Son livre est une plongée dans la France des années Giscard, encore si proche et déjà si lointaine. Un jeune médecin, Paco, vient remplacer le vieux praticien malade d’une petite localité vendéenne, dans une région de marais et de canaux qui rendent bien difficiles les visites dans des fermes figées dans le temps avec leurs occupants qui n’appellent le docteur que lorsque vraiment cela va très mal… Soucieux de marquer son action du sceau de la modernité, Valéry Giscard d’Estaing avait adopté un style destiné à frapper l’opinion publique. On se souvient des fameux dîners où le couple présidentiel s’invitait sans cérémonie chez l’habitant. Et justement il est ici question que le Président vienne dîner… Or, dans le bourg, deux familles d’honorables commerçants peuvent prétendre à recevoir l’illustre visiteur.
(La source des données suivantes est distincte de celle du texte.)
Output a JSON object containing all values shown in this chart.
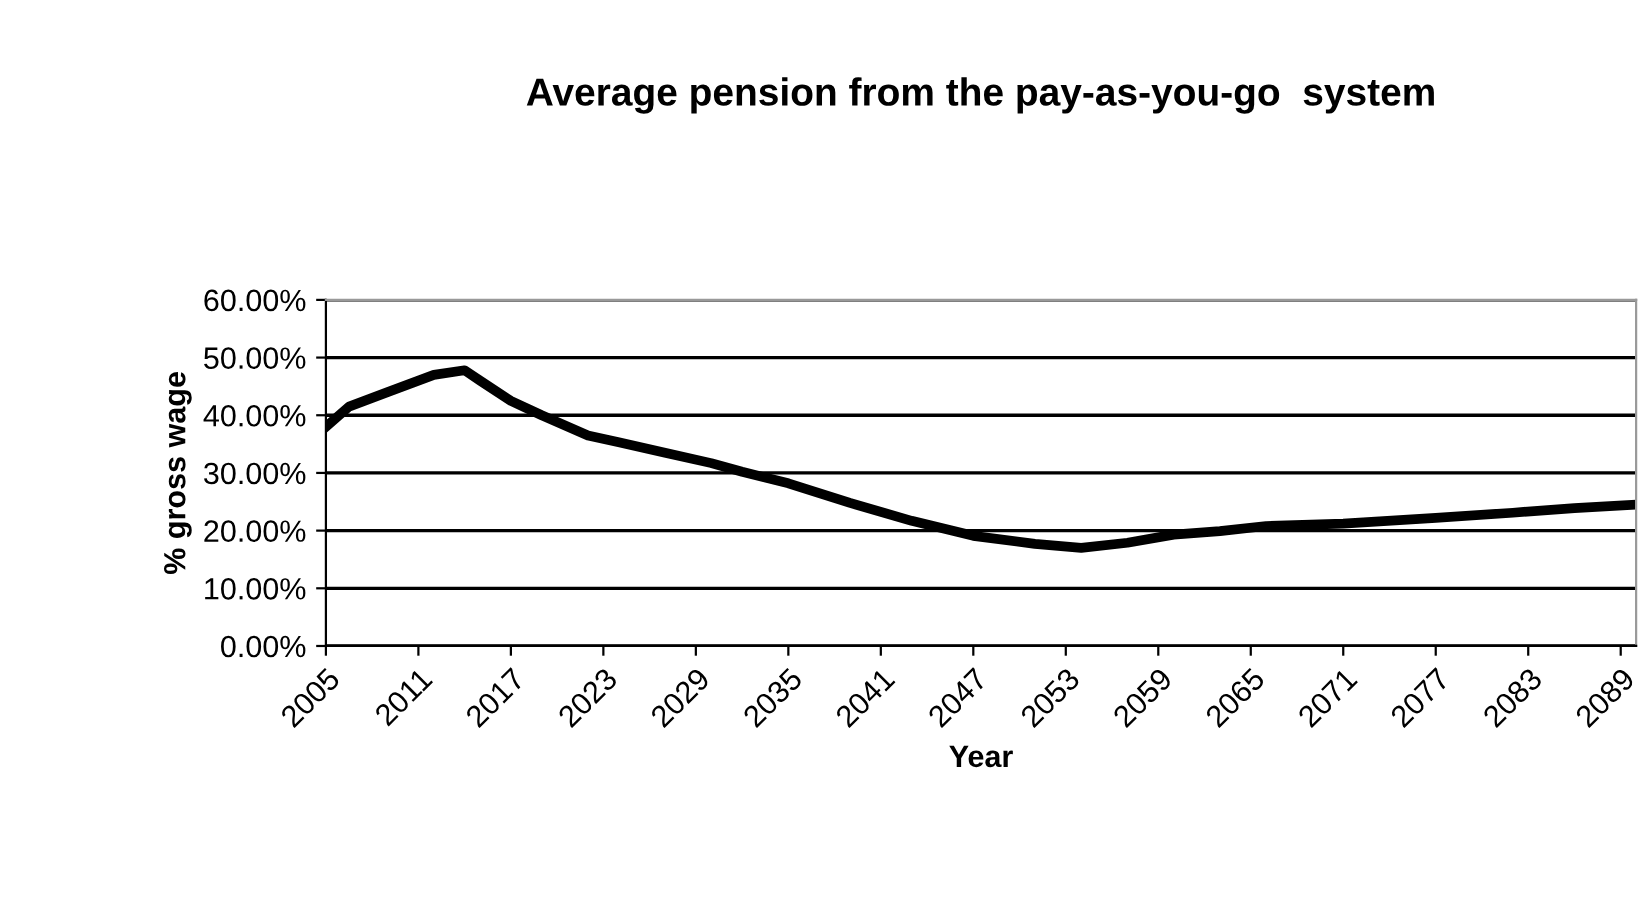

C’est le préfet qui choisira celle qui invitera ensuite spontanément le précisent (nous avons eu récemment le remake « François Hollande prend le café chez Lucette »…). Mais voilà, les deux familles se haïssent et on ne dévoilera pas ici ce qu’est le dénouement de cet épisode tant le chapitre que lui consacre François Garcia est d’une drôlerie irrésistible ! Ou sinon Paco se consacre à ses malades. Ce n’est pas simple d’être un remplaçante pour au moins deux raisons : la première est la déception qu’affichent les patients en ne retrouvant pas le vieux médecin à qui ils sont habitués, la seconde c’est qu’un peu roublards, certains en profitent : le jeune émoulu de la faculté cédera plus facilement à certaines demandes que le vieux praticien avait su, avec le temps, canaliser… Mais le remplaçant, à qui ses collègues refilent toutes les corvées, sait faire face. Acteur par la force des choses, c’est aussi un observateur attentif : rivalités entre notables, méfiances paysannes, concurrence des rebouteux, intrigues amoureuses… Il faut savoir ménager tout le monde et être le dépositaire muet de bien des secrets. Lui-même a une histoire sentimentale un peu compliquée avec une amie, qui un moment est mêlée à une histoire d’indépendantistes basques cachés dans la région, ce qui n’est pas d’ailleurs (l’auteur nous le pardonnera…) la partie la plus intéressante du récit…
L’opiniâtre constipation
Car le vrai sujet de ce roman, c’est la médecine. On mesure ici combien, en 40 ans, celle-ci a complètement changé tout en restant la même. Un exercice que la médecine par les preuves n’a pas encore formaté, mais dont le pragmatisme d’action demeure la règle essentielle face à des patients qui vont devenir plus tard « éclairés », mais qui en attendant n’ont pas leur langue dans la poche : « Ça me fait mal ici, Docteur, et ça remonte par-là ! régularité du transit, gaz, flatulences, teneur des selles, leur fréquence, la moindre régurgitation, le moindre borborygme, ne devraient en aucun cas m’échapper et, ine fois les barrières de la confiance franchies, celles de la pudeur l’étaient aussi, ah ! dDocteur! miséricorde de mes intestins ! de vous à moi, je suis un gazeux, vous savez, ah ! docteur ! j’ai des vents, c’est horrible !! puisque j’étais digne de leurs confidences, je devais en recevoir les angoisses suscitées par les infinies manifestations de ce tube enflammé et irritable dont l’ondulation harmonieuse ne trouvait jamais au rendez-vous, je ne supporte plus huîtres, le plus petit fruit de mer, docteur ! ne parlons pas des oignons, des crudités, j’en mange deux fois et je suis au bord du gouffre ! (…) vous ai-je déjà parlé de mes coliques ? vous êtes jeune, vous ! vous devez avoir le ventre comme du fer ! la dame, le monsieur se spasmaient dans l’instant, j’ai cru mourir l’autre nuit, vrai de vrai ! mais le symptôme qui l’emportait sur tous les autres, qui assuraient au médecin débutant une carrière mirobolante, des couronnes de lauriers tressées par l’opinion publique, s’il savait en entendre les malveillantes approches, rythme, ton, nature, fréquence, degré d’invalidité, s’il savait en soulager chaque signe dans une lutte savante et sans répit, c’était la constipation, la redoutable, entêtante constipation que le corps médical, à ce stade, qualifiait d’opiniâtre, c’est simple, Docteur, j’en deviens fou, huit jours que je ne suis pas allé ! rien ne devait être épargné au jeune praticien, vous écoutez, oui ? quand je vous dis que je suis bouché ! » Comme quoi la littérature, comme la médecine, c’est aussi une affaire de style…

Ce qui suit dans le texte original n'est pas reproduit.